Johnson was a transgender woman who is credited as one of three people who sparked the Stonewall Riots on 28 June 1969 after police raided the Stonewall Inn in Greenwich Village, New York City. These events are said to have launched the modern LGBTQ+ rights movement.
More than 50,000 people have now signed a petition demanding that the statue of Christopher Columbus in the city of Elizabeth be removed and replaced with a monument to Johnson. The petition’s creator, Celine Da Silva says that celebrating Columbus is glorifying European colonialism.
“Although it is widely taught that Columbus ‘discovered’ the Americas, he could not have ‘discovered’ land that was already occupied by indigenous groups,” she states.
Instead, Da Silva argues, “we should commemorate Marsha P. Johnson for the incredible things she did in her lifetime and for the inspiration she is to members of the LGBT+ community worldwide, especially black trans women.”
Post-Stonewall, Johnson remained an LGBTQ activist and participated in the Christopher Street Liberation Parade on the one-year anniversary of the Stonewall Riots; this event would precede what we today know as Pride parades.
Johnson joined the Gay Liberation Front and co-founded the Street Transvestite Action Revolutionaries (STAR), a radical political collective that provided support and housing to homeless queer youth and sex workers in Lower Manhattan.
She would later join ACT UP and became a prominent AIDS activist until her death in 1992 when her body was discovered floating in the Hudson River.

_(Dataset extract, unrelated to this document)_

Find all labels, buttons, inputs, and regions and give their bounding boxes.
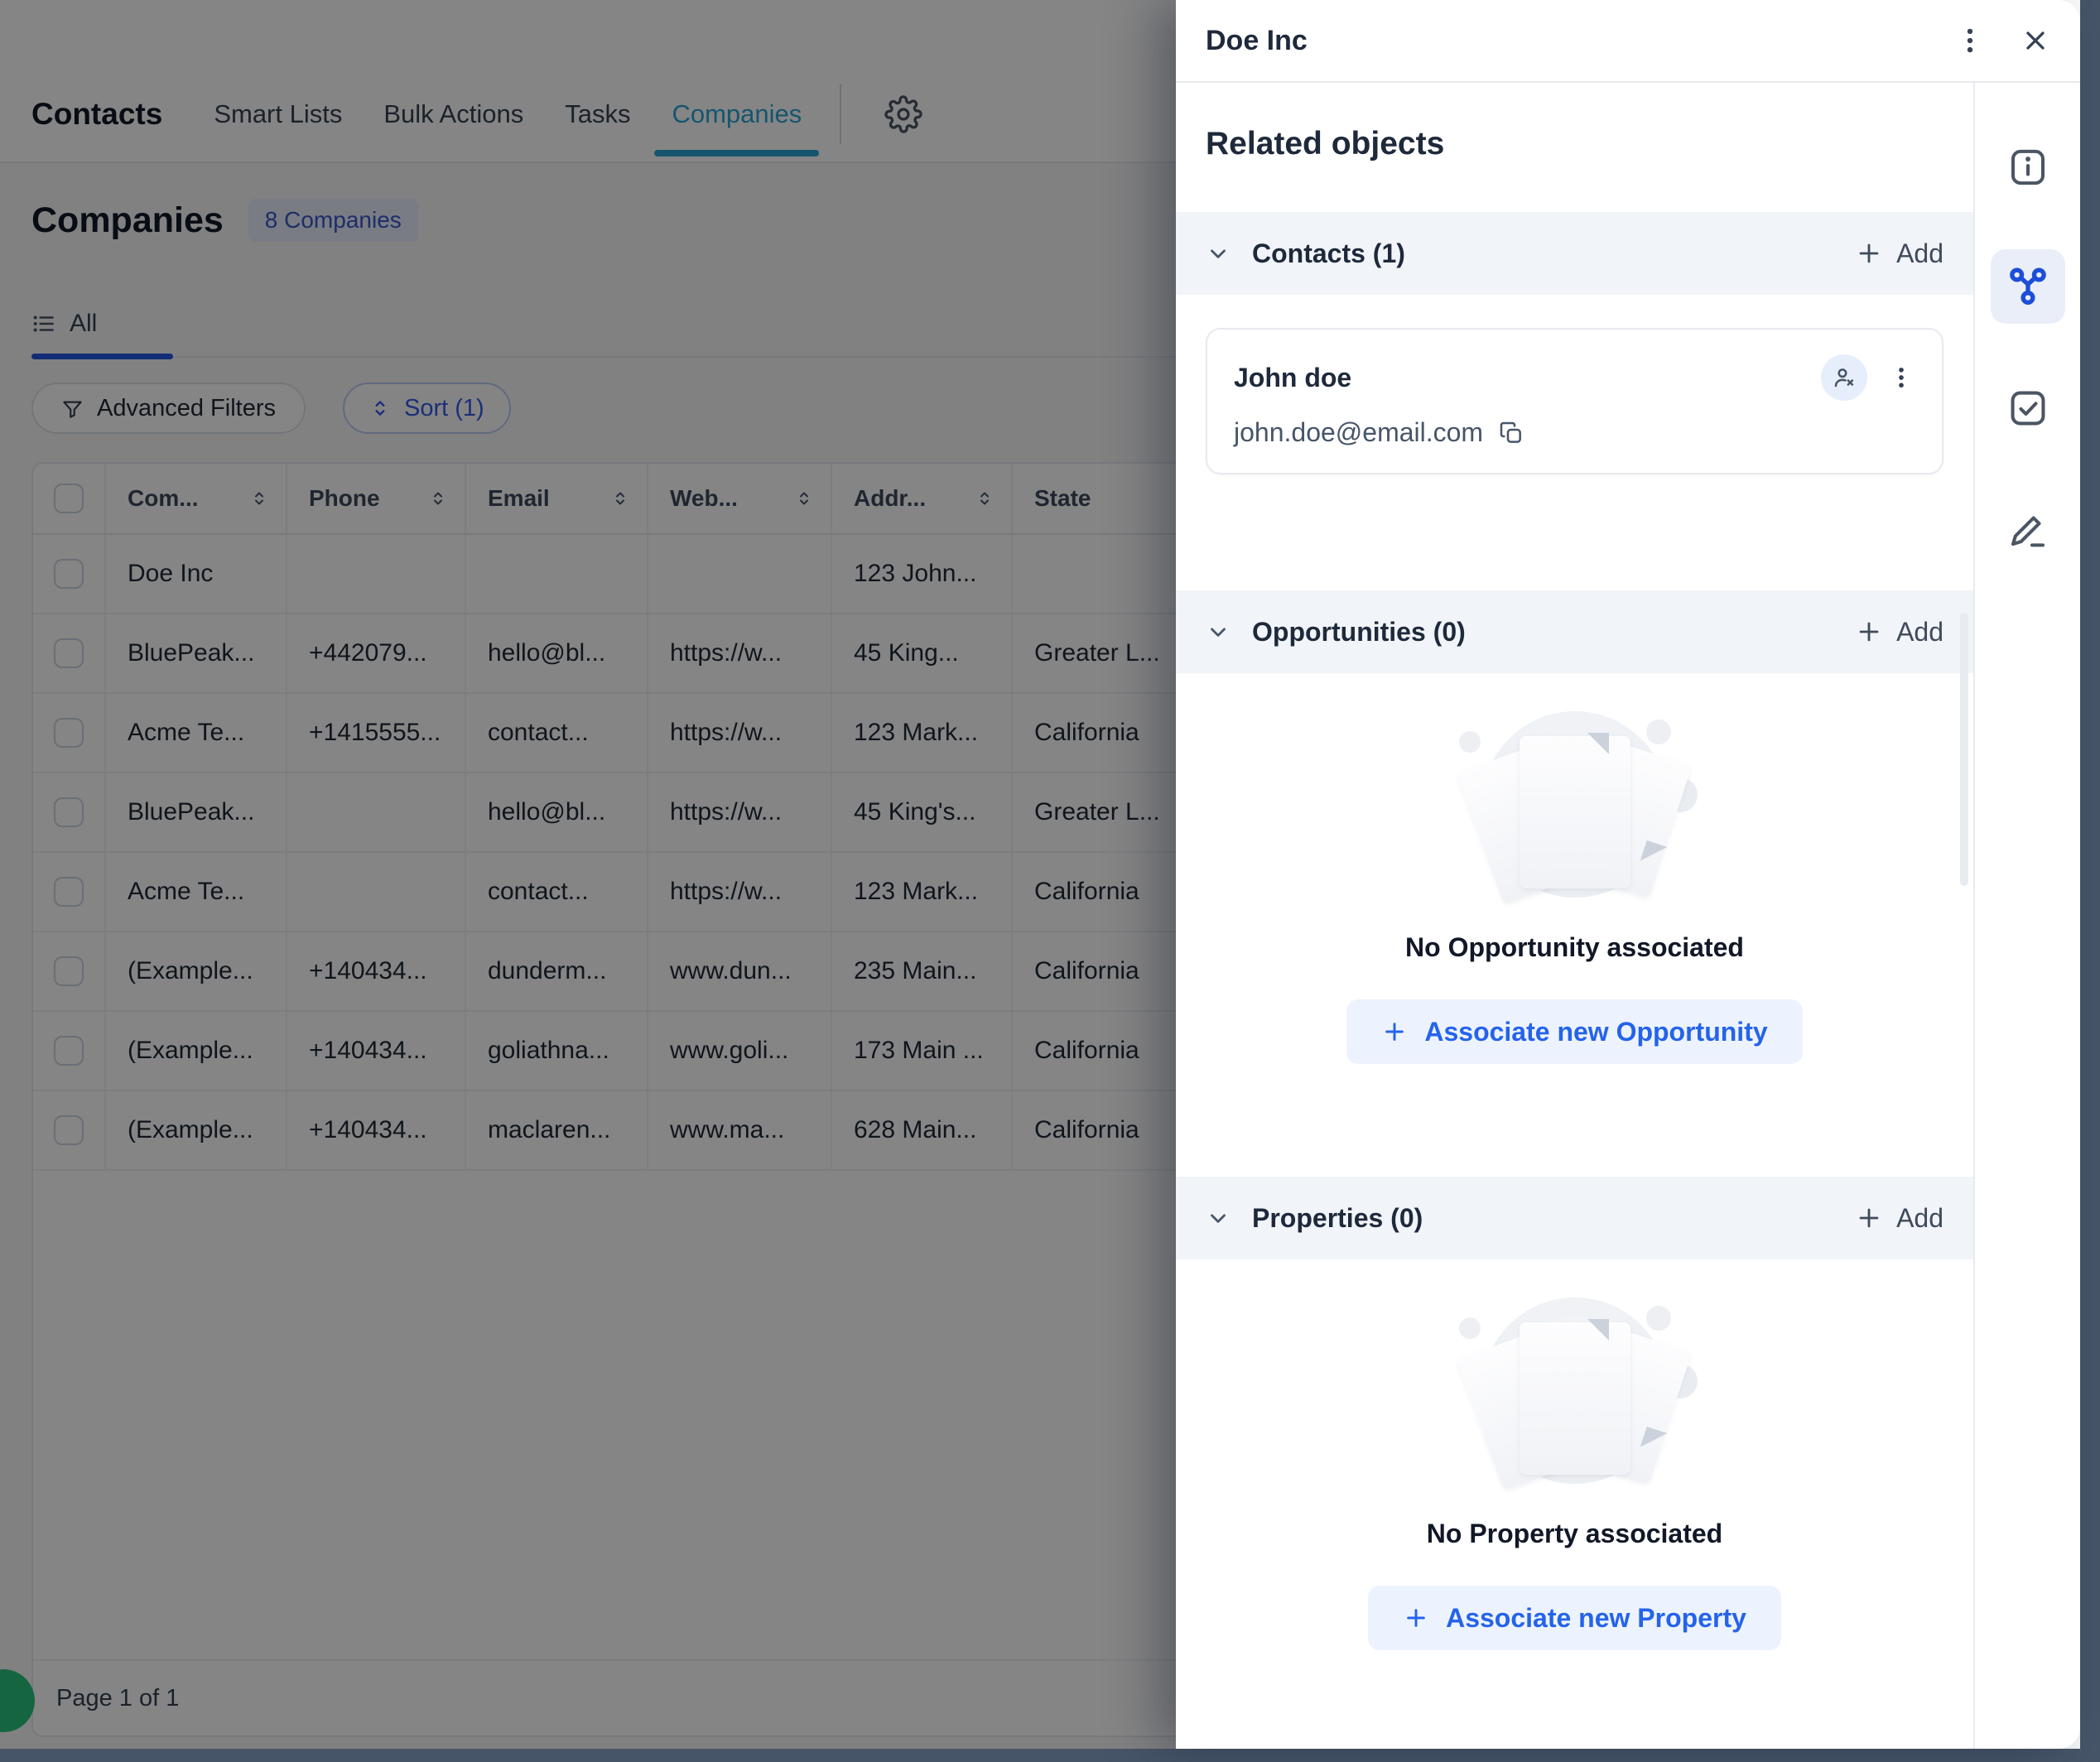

It was initially ruled a suicide, but activist Mariah Lopez succeeding in getting the NYPD to reopen the case as a possible homicide in 2012 (although the case remains unsolved).
Statues to commemorate both Johnson and her friend and activist Sylvia Rivera are already set to be erected in Greenwich Village, with the support of Mayor Bill de Blasio. These are believed to be among the first in the world to honour transgender individuals.
This June, Google featured a logo illustration, known as a “Google Doodle,” of Johnson on its search page to commemorate Pride Month.